La chose qui nous a frappé d’emblée, c’est à quel point l’homme nous a semblé fatigué. John McTiernan est devenu beaucoup plus cynique, plus engagé dans son discours sur les USA, infléchissant clairement un virage politique "à gauche", en marge d’un système qu’il fustige comme dominé par le pouvoir et l’argent. Amer sur la justice de son pays, il parle peu de son avenir, même s’il semble encore exister. Il ne se doutait probablement pas que ses films, aux personnages oppressés, meurtris par le système (l’image de John McClane en sang, terminant le film épuisé, a fait date !), préfigureraient son destin de cette manière-là. Le réalisateur avait ainsi l’air d’être l’un de ses propres personnages, nanti d’un humour insolent, ne cachant pourtant pas la pudeur d’une personnalité en souffrance. Les évènements sont allés très vite, McTiernan n’a visiblement pas encore eu le temps de revenir tout à fait parmi nous. Blessé, encore sous le choc de ces dix années d’injustice, l’homme nous a serré la main de façon sympathique, mais sans grande conviction. Toutes ces personnes qui viennent le saluer, tous ces journalistes qui viennent lui parler, le faire parler, l’encourager à continuer sa carrière... Tout cela apparait peut-être un peu trop pour cet homme ravi d’être ovationné, mais qui était encore très seul il y a quelques mois. La sollicitude prompte et sincère de la Cinémathèque a été, semble-t-il pour lui, autant un réconfort qu’une épreuve : celle de la reconnaissance après l’oubli, celle de la victoire après la défaite. Peu de réalisateurs ont vécu ce qu’a vécu John McTiernan, et peu de gens en sont revenus. Or l’homme semble reparti pour de nouveaux horizons, un projet de film entre les mains, un tournage déjà prévu, l’envie de remonter en selle. Son prochain film sera très différent de ses opus précédents, à n’en pas douter. Il faudra désormais compter avec une personnalité changée, politiquement très engagée, sans omettre la frustration de ne pas avoir pu tourner tout ce temps.

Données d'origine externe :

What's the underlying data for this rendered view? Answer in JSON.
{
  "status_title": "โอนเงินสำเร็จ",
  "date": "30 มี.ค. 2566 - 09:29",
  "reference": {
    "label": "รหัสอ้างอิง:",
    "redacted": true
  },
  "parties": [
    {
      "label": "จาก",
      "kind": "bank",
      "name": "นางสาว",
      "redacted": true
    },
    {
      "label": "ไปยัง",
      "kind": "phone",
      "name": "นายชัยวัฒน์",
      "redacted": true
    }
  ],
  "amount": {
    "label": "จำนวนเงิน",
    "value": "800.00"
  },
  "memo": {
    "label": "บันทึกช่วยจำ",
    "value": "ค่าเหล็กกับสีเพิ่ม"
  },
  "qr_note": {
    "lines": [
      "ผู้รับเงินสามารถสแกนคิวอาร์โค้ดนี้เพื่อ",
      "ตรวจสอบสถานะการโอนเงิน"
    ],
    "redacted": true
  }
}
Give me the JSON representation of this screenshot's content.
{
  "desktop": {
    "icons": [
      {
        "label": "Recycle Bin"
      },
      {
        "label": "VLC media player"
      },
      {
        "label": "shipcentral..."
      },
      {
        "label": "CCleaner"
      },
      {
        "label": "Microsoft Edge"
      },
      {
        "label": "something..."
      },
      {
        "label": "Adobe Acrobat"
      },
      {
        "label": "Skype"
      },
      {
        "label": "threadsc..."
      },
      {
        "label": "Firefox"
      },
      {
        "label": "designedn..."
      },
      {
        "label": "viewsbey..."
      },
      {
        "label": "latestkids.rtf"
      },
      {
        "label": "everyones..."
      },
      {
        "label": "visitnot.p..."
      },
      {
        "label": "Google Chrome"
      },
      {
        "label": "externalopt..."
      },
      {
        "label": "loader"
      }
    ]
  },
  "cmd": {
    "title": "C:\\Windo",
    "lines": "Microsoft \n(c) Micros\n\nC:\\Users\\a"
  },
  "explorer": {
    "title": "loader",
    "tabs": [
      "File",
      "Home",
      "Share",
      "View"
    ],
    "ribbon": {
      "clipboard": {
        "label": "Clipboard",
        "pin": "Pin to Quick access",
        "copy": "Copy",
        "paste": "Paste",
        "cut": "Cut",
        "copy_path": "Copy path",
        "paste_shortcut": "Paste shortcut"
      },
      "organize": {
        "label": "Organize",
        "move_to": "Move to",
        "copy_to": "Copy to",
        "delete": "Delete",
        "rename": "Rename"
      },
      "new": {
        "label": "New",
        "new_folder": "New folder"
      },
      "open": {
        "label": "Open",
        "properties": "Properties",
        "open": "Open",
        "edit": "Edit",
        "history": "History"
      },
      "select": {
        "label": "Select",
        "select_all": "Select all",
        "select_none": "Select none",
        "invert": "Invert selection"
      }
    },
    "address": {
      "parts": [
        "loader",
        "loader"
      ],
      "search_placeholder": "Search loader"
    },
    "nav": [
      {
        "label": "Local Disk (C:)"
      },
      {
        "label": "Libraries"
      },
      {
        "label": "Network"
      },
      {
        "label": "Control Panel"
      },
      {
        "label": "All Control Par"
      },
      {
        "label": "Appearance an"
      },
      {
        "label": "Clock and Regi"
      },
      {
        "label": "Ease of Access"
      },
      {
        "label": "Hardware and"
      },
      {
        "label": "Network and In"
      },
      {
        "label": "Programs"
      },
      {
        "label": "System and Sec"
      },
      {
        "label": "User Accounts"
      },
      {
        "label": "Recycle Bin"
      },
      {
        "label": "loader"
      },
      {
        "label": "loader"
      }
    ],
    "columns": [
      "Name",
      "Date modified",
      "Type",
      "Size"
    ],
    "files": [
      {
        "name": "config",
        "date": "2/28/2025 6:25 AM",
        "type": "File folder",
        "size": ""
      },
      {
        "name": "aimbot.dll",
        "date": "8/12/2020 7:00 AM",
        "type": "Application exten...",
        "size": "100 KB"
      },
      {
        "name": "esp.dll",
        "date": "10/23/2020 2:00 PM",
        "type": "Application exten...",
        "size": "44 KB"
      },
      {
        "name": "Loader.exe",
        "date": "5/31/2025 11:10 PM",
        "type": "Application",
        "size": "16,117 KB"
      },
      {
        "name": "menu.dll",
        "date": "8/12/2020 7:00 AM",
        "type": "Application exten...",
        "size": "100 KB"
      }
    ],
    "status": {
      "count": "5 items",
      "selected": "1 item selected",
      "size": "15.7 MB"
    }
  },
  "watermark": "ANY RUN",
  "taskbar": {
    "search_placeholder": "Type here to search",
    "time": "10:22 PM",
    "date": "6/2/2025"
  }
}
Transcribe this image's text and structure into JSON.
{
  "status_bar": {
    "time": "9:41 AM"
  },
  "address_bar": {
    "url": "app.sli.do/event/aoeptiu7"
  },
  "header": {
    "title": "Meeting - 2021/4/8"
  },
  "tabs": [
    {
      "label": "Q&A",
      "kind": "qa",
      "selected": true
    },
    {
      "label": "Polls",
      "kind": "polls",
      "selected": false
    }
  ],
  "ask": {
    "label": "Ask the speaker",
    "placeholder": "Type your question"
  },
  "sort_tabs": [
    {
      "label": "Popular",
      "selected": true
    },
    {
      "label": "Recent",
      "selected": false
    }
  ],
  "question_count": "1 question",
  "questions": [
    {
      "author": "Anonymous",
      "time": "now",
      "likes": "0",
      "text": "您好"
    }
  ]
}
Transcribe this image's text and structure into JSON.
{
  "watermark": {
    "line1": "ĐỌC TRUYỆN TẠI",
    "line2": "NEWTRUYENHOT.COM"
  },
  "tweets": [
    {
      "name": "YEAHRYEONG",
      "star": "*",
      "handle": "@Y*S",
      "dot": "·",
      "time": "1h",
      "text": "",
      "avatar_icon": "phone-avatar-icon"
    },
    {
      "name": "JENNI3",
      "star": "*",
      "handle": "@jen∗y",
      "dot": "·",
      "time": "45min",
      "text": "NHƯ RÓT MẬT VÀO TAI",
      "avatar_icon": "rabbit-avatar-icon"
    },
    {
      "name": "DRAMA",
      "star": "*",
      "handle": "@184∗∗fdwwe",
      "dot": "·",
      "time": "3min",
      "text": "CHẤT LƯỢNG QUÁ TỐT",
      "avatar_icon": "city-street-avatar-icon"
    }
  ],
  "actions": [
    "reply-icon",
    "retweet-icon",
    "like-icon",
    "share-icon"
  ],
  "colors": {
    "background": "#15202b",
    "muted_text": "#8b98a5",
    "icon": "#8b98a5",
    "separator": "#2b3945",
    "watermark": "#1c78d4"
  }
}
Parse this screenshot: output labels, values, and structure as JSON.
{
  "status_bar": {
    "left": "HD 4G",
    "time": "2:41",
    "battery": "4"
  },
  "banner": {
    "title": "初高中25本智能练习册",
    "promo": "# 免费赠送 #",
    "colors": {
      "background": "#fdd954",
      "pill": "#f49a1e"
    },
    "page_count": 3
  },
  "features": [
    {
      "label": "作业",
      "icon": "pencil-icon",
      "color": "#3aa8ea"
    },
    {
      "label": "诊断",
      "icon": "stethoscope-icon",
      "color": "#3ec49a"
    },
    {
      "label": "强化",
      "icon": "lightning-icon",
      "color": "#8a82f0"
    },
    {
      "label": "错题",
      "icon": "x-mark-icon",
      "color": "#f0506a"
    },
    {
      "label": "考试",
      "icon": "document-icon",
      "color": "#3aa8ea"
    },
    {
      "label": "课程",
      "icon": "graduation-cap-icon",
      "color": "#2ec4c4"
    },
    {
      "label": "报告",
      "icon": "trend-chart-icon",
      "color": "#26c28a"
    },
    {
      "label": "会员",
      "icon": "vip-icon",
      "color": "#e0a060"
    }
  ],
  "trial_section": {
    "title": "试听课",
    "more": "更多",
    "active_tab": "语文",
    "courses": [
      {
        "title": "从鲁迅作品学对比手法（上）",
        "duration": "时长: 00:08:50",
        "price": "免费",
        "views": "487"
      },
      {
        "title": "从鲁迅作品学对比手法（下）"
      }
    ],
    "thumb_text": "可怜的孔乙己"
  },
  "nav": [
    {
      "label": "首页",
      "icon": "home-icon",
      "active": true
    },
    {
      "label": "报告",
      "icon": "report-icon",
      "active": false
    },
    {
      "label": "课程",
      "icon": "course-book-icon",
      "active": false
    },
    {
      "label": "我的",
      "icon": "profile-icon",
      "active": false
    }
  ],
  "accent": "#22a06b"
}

McTiernan était déjà venu à la Cinémathèque Française il y a de cela des années. Ceux qui ont pu le voir à l’époque et le revoir aujourd’hui sont unanimes : l’homme a changé. Restent son humanité à fleur de peau, son pragmatisme l’obligeant à refuser les études trop intellectualistes de son œuvre, et sa simplicité. Mais émergent aussi la souffrance, le mutisme, l’envie de ne plus négocier avec le "clinquant". Plus de showman, plus de réalisateur fier de lui, plus de pondération. Mais du chagrin, une franche difficulté à espérer et une attitude désarmante. Lâchons le mot, celui que nous surnommons affectueusement McT à la rédac’ traverse une grande période de dépression. Etait-il trop tôt pour ces honneurs ? De notre côté, on préfère penser que la Cinémathèque a eu raison d’aller dans ce sens et de soutenir le cinéaste. Il ne pouvait espérer mieux pour repartir de l'avant. Ce que fait la Cinémathèque aujourd’hui n’est pas seulement un acte de cinéphilie, c’est aussi un mouvement humaniste envers un homme qui a tout perdu. Une façon de lui taper dans le dos et de lui dire, avec un regard apaisé, que nous sommes là, que nous l’aimons et que nous lui souhaitons le meilleur pour la suite. Une manière enfin d’affirmer une nouvelle fois l’exception française qui, en regard de la rigidité américaine trop économico-centrée de ces quelques vingt dernières années, sait faire preuve d’un heureux apolitisme de circonstance. Il n’a pas fallu grand-chose pour mesurer l’étendue du désarroi de McTiernan concernant l’usine à rêves qui l’a vu artistiquement naître.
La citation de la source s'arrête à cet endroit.